Photographing great sunset in summer is a much easier task than shooting the sunrise. Okay, sunset times are late in the evening but sunrise times are very, very early (factor in travelling and setting up time and it’s often not worth going to bed). The drawback of shooting at sunrise only gets worse the further north you go, particularly close to the time of the summer solstice (or, if you’re in the southern hemisphere, around the time of the winter solstice). So, call me lazy, but in summer shooting sunset images has more appeal.

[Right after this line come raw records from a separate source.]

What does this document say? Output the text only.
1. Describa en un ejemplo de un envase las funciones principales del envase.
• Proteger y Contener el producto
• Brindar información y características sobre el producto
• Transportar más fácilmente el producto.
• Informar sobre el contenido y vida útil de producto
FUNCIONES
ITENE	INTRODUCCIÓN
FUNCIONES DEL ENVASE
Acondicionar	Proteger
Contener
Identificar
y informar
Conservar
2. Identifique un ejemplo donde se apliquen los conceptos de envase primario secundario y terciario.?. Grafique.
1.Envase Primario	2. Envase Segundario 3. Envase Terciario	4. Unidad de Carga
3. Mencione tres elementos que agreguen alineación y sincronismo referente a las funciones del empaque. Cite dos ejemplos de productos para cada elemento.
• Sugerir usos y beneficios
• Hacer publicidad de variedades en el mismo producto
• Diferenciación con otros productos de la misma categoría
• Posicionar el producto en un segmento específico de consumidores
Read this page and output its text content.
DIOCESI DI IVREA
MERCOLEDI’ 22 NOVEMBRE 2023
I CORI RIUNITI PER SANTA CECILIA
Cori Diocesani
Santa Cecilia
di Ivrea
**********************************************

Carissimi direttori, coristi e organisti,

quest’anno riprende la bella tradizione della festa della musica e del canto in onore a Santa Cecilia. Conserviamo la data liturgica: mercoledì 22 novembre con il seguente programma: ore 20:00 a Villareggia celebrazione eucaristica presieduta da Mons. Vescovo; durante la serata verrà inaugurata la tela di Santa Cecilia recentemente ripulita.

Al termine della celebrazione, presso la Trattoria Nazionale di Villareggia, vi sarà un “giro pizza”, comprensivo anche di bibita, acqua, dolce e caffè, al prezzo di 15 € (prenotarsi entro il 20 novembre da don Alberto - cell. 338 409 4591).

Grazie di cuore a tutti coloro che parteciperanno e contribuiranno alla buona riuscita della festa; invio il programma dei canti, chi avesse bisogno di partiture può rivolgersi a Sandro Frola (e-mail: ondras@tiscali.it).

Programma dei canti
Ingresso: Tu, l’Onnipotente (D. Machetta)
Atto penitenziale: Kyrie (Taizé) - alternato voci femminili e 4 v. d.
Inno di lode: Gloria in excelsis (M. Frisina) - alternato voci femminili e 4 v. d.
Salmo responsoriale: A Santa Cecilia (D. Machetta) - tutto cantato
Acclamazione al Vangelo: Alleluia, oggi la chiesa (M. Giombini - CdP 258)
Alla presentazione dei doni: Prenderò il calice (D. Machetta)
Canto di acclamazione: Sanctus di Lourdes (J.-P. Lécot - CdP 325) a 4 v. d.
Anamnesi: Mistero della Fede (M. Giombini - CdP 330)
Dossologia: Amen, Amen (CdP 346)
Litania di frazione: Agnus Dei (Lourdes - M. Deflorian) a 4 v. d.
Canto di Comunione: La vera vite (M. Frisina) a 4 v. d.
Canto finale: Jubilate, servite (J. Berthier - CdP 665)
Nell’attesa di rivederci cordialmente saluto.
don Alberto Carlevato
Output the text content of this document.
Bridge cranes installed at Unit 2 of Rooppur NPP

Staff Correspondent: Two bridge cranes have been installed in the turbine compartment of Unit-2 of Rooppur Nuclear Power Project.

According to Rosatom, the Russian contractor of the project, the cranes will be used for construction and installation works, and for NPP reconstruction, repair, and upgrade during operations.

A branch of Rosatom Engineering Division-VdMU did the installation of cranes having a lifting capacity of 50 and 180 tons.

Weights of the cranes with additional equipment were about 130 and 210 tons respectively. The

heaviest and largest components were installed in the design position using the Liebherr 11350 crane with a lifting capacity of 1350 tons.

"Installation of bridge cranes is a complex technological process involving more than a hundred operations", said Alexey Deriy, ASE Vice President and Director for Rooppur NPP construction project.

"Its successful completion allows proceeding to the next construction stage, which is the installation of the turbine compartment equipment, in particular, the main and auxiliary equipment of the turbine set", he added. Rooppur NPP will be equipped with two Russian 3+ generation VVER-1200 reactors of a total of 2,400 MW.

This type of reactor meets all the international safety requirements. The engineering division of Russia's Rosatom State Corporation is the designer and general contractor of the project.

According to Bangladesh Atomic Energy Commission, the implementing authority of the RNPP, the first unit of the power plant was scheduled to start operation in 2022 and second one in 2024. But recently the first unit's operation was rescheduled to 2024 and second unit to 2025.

To make the most of the sunset opportunities here are five tips:
1: Check the weather forecast
A colourful sunset requires just the right amount of cloud. Not too much, not too little. A completely overcast sky will produce no colour whatsoever (that said some of the most spectacular sunsets occur when there is almost blanket cloud but the sunlight finds its way through a narrow gap, often hidden out of view). Skies that are completely devoid of cloud can be equally disappointing. The sun drops below the horizon and the show’s over. However, not all cloud is visible. If there’s high altitude cloud this can colour ten, even twenty minutes after the sun has set. Sometimes you just have to be patient and wait to see what happens.
2: Get there early
There’s no point in arriving at your chosen location just as the sun is setting. Arrive at least half an hour beforehand to decide on a composition. It will help if you know exactly the time and direction the sun will set as this will help you plan your shot(s). It’s a good idea to use a tripod as you can set the camera up and then wait. It will also, combined with a remote release, help keep your camera steady when you’re shooting.
3: Shoot silhouettes
If you’re shooting into the light your camera won’t be able to correctly expose both the sunset and any other subject you include in the composition. Expose for the subject and the sunset will be overexposed. Expose for the sunset and the subject will be silhouetted. The latter option is generally preferable aesthetically. To make the most of a silhouette choose a simple subject with a recognisable shape. If you include too many elements the shape of the silhouette may become confusing, particularly if the elements overlap.
4: Make the most of the sky
Avoid splitting the composition into two exact halves. Be bold and try almost filling the frame with the sky, keeping the landscape relatively low in the image. Or, exclude the landscape altogether for a more abstract approach. Using a wide-angle lens will allow you to capture a greater area of the sky too.
Don’t stop shooting once the sun has set. If you’re lucky the colour will continue to intensify. I usually wait at least half an hour after the official sunset time before I think about packing up. Even then there may still be photographic opportunities. Dusk, particularly in a city, is a good time to be out shooting.